Without being prompted on Kartye’s game, Hakstol spoke of him in similar vein of Matty Beniers. They are coming from two different words via college (Beniers) and major junior (Kartye), but now in the same conversation like both are full-timers. 

“He went through the American League for the year, started with a limited role there in a third or fourth line role, built that, built his confidence, and by the time he came here, we were able to plug him right into a very similar role here in the NHL that he was playing in the American League,” said Hakstol. 

With a heavy shot and heavy presence physically, he emerged as one the league’s leaders in hits during the second round and scored three goals in 10 playoff games – one that knocked out Dallas’ Jake Oettinger from game six. He looks every bit the part of a full-time NHL’er and has all but carved a sure-fire spot in the lineup for next season. 
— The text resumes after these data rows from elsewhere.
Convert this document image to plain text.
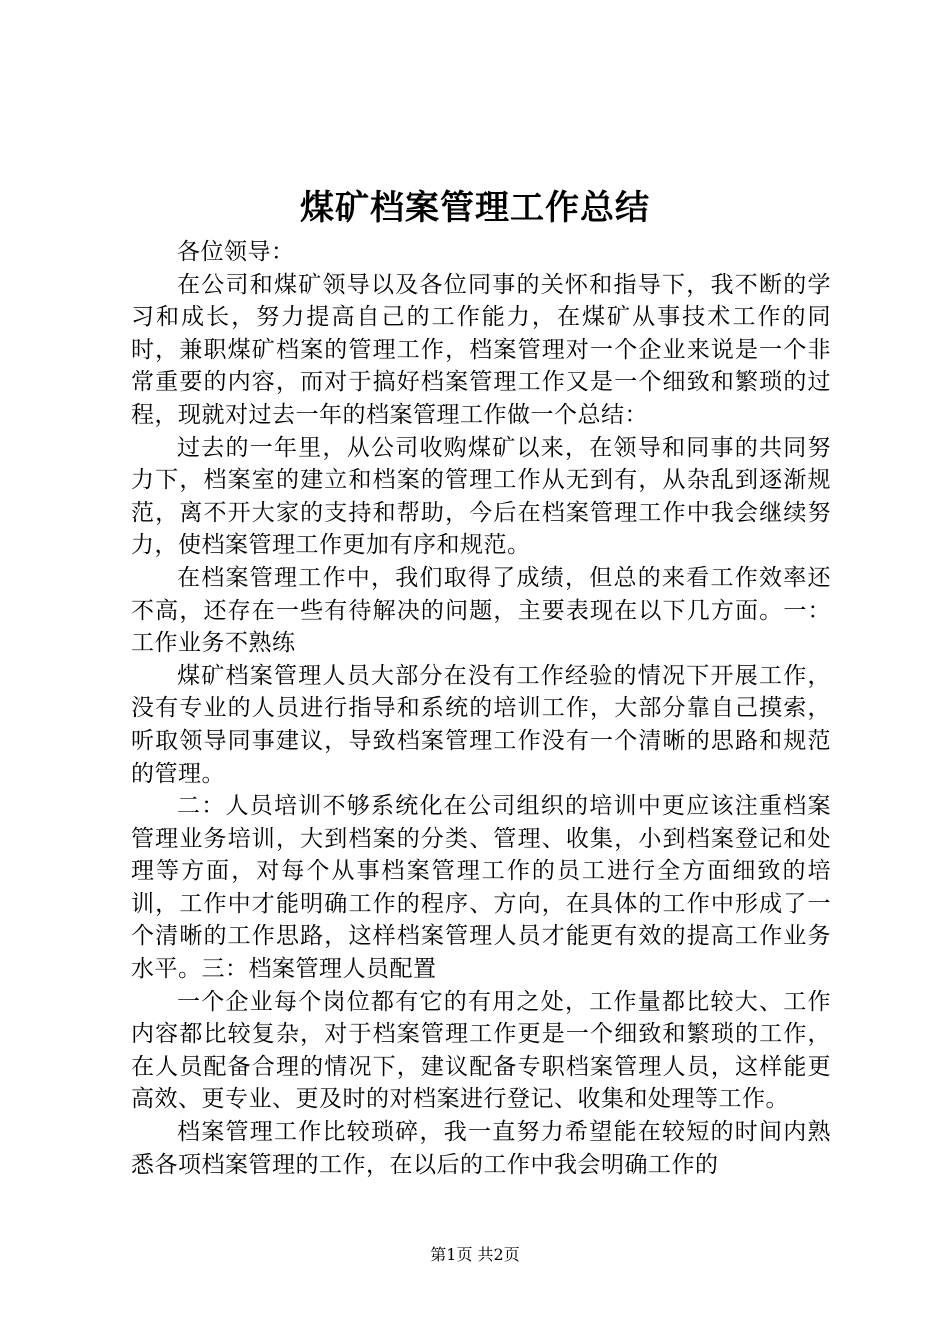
煤矿档案管理工作总结

各位领导：

在公司和煤矿领导以及各位同事的关怀和指导下，我不断的学习和成长，努力提高自己的工作能力，在煤矿从事技术工作的同时，兼职煤矿档案的管理工作，档案管理对一个企业来说是一个非常重要的内容，而对于搞好档案管理工作又是一个细致和繁琐的过程，现就对过去一年的档案管理工作做一个总结：

过去的一年里，从公司收购煤矿以来，在领导和同事的共同努力下，档案室的建立和档案的管理工作从无到有，从杂乱到逐渐规范，离不开大家的支持和帮助，今后在档案管理工作中我会继续努力，使档案管理工作更加有序和规范。

在档案管理工作中，我们取得了成绩，但总的来看工作效率还不高，还存在一些有待解决的问题，主要表现在以下几方面。一：工作业务不熟练

煤矿档案管理人员大部分在没有工作经验的情况下开展工作，没有专业的人员进行指导和系统的培训工作，大部分靠自己摸索，听取领导同事建议，导致档案管理工作没有一个清晰的思路和规范的管理。

二：人员培训不够系统化在公司组织的培训中更应该注重档案管理业务培训，大到档案的分类、管理、收集，小到档案登记和处理等方面，对每个从事档案管理工作的员工进行全方面细致的培训，工作中才能明确工作的程序、方向，在具体的工作中形成了一个清晰的工作思路，这样档案管理人员才能更有效的提高工作业务水平。三：档案管理人员配置

一个企业每个岗位都有它的有用之处，工作量都比较大、工作内容都比较复杂，对于档案管理工作更是一个细致和繁琐的工作，在人员配备合理的情况下，建议配备专职档案管理人员，这样能更高效、更专业、更及时的对档案进行登记、收集和处理等工作。

档案管理工作比较琐碎，我一直努力希望能在较短的时间内熟悉各项档案管理的工作，在以后的工作中我会明确工作的

第1页 共2页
5.     SHANE WRIGHT NEEDS A BIG SUMMER TO BE “NHL READY”. Consider it not a referendum on his future, but as of now, a work in progress. Shane Wright’s season has had as straight of a path as an average level in Sonic the Hedgehog. 

At age 18, he started with the Kraken, debuted opening night, then struggled to stay in the lineup, then ripped out four goals in five games with Coachella Valley on a conditioning stint, then came back to score his first NHL goal against (who else?) Montreal, then captained Canada to a gold medal, then ripped off 15 goals in 20 OHL games before the Windsor Spitfires were knocked out of the first round.

Francis said it’s “a possibility” that Wright, armed with an NHL-ready shot and elite-level IQ, could be on the Kraken roster next season, provided he clears a set of benchmarks. One is adding muscle to his six-foot, 192-pound frame. Another is fine-tuning “parts of his game,” as Francis said, that will be addressed with Kraken director of player development Jeff Tambellini. 

“He’s going to have to earn it like everybody else has around here, and that includes having a big summer for him,” said Francis. 

It’s clear Francis prefers the AHL, “probably the best spot for him this past year,” as an immediate landing spot for Wright, though the league generally forbids players under 20 years of age to play there, with a few exceptions. Francis is boarding a plane to watch Wright and the Firebirds in a do-or-die game five against Calgary on Friday in California. Wright, eligible as an AHL call-up with his OHL season complete, has a goal and four points in 11 AHL playoff games.